There is one thing I wish I hadn’t done. My mother had taken me to the Folies Bergère in Paris. It’s a famous show, so I didn’t think anything about it when I signed up for tickets – but taking your grandsons to see bare–breasted women dancing is, in hindsight, probably not a great idea. Walking in I suddenly realized: “Oh my gosh, what are you thinking, woman?” I was truly embarrassed. I didn’t know how I was going to tell their parents about it, but the boys were fine. They weren’t even red-faced. 

I was so happy they were able to come on the trip and gain a better world perspective. Living in Indiana, in the middle of the United States, we can think that’s all there is. I wanted them to understand that there are lots of different cultures and lots of different ways to live, and they’re all open to you if you want to explore them. That was my main goal – to open their eyes to the whole world instead of just our little part. 
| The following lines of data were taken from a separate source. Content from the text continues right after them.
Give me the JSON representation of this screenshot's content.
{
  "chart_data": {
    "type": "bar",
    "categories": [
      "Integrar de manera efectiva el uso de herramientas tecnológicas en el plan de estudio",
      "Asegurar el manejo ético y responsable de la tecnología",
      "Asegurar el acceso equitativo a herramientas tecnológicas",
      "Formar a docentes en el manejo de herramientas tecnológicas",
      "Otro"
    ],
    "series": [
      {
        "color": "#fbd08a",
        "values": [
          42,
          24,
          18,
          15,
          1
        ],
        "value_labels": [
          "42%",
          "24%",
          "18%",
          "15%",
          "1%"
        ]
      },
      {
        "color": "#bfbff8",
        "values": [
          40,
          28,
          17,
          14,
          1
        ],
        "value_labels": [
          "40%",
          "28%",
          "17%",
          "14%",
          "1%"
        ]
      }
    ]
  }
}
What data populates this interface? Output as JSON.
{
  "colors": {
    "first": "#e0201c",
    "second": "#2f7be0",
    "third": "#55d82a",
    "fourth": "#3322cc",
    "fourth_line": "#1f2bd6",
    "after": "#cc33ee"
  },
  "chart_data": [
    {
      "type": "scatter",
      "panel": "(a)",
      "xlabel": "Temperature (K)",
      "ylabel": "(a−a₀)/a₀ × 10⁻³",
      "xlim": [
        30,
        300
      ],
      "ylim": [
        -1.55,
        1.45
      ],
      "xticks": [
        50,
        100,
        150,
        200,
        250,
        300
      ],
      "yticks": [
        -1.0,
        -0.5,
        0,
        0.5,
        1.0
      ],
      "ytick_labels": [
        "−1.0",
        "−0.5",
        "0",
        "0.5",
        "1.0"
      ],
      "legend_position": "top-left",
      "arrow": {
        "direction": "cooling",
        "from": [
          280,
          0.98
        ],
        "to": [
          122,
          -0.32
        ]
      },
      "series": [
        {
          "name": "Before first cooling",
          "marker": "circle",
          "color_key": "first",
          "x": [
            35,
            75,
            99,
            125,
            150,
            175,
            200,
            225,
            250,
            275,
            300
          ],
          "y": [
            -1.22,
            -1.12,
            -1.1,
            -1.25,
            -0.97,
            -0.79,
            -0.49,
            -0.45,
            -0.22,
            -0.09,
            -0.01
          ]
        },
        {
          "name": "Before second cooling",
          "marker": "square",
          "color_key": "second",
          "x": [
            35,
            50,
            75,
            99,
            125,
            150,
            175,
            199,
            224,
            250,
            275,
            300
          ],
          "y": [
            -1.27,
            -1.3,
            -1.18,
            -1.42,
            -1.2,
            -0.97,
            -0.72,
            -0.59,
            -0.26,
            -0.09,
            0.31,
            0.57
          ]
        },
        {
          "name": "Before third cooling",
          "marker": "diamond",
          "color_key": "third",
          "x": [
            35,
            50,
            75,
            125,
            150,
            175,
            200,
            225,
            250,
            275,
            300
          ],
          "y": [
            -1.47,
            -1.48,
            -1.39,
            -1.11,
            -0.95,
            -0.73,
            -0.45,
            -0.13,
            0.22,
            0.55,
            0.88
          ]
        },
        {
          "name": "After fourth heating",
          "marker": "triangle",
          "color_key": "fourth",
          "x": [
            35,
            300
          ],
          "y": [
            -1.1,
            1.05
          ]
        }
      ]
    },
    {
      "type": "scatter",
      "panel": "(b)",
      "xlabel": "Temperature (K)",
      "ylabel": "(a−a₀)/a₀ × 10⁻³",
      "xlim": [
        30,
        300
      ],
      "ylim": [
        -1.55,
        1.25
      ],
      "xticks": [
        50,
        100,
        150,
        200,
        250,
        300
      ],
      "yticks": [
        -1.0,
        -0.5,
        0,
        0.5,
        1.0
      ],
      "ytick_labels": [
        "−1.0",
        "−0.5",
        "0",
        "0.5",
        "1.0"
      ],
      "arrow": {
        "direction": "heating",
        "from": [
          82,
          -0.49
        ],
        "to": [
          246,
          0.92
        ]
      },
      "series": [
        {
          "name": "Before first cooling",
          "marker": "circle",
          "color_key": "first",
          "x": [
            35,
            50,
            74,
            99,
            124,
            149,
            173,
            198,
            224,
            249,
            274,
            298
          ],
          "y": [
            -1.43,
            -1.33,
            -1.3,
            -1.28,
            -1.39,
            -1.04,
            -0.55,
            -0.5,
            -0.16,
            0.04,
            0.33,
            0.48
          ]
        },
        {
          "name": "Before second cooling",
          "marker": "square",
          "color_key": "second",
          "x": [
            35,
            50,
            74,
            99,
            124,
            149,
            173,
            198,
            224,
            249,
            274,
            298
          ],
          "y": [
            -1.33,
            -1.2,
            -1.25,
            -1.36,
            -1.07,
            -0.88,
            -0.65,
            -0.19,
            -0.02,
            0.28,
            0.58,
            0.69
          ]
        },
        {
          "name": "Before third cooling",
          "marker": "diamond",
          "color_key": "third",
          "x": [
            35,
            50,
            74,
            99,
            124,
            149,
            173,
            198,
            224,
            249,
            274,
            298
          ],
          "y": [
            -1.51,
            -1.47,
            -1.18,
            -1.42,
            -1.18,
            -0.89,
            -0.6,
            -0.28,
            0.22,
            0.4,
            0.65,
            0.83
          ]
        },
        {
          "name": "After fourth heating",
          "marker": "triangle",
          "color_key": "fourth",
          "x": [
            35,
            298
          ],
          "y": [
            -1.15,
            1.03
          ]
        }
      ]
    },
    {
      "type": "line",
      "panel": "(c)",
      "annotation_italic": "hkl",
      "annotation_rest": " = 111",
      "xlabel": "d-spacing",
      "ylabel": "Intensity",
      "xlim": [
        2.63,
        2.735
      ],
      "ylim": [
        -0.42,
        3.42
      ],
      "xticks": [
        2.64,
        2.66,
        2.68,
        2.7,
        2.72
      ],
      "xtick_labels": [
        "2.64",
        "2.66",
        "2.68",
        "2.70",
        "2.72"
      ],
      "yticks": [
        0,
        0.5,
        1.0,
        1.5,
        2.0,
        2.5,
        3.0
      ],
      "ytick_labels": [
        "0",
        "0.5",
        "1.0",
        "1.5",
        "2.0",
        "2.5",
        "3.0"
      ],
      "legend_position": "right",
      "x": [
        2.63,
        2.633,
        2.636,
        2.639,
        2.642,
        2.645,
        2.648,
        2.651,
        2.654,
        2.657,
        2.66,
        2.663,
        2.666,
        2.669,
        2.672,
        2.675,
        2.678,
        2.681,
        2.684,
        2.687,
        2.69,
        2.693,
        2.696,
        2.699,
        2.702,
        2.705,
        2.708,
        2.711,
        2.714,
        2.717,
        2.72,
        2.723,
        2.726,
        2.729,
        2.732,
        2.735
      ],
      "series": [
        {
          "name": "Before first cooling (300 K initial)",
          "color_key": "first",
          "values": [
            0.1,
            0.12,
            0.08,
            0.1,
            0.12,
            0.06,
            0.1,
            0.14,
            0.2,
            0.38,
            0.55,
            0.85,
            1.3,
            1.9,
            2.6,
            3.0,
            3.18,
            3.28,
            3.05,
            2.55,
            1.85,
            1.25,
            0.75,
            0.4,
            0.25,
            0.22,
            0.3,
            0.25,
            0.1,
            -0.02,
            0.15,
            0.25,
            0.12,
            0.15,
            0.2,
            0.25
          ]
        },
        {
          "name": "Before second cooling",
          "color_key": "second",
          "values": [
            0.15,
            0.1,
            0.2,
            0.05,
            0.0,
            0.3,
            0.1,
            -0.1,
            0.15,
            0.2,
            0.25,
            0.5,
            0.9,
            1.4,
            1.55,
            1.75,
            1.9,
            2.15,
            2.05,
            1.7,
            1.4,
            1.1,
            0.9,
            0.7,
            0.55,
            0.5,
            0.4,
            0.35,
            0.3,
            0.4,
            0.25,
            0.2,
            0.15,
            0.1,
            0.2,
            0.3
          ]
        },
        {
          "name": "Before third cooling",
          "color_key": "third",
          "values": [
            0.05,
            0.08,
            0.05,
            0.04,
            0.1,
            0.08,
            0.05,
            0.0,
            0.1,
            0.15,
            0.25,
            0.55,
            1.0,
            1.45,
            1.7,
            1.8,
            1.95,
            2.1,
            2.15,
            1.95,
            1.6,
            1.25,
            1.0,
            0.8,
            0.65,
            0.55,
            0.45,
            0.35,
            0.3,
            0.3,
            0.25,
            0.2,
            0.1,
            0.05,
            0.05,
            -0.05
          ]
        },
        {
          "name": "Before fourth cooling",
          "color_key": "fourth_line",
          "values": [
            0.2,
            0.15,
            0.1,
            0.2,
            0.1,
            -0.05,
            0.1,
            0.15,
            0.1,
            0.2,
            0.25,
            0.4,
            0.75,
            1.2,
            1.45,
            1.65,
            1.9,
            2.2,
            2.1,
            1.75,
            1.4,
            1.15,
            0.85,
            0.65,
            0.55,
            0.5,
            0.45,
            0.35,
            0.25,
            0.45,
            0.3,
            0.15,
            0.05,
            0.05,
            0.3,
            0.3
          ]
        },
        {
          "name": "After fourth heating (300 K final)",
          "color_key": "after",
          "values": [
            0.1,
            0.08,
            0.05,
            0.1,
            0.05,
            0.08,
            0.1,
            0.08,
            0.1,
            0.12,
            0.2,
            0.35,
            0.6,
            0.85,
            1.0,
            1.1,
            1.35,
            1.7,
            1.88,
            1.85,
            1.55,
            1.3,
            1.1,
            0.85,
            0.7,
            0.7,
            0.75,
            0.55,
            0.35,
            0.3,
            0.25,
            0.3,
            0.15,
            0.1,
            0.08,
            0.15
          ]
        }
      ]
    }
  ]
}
I think if they have the means, they will carry on the tradition. There’s a difference in them since the trip; they talk about it all the time and want to explore more. That Christmas, I put all my photographs in a book and gave them one each. They leaf through them and say, “Remember this? Remember that?”  

I think mom would be so pleased that her tradition is still going. I saw the United States with her and my dad, and they really believed in travel – there’s just something about it that opens you up. If you don’t go out and see things for yourself, it doesn’t feel as real.

I want to encourage people to take the leap and schedule a trip with their loved ones. It’ll help you gain a deeper appreciation of the amazing world we live in, as well as learning more about the people we love.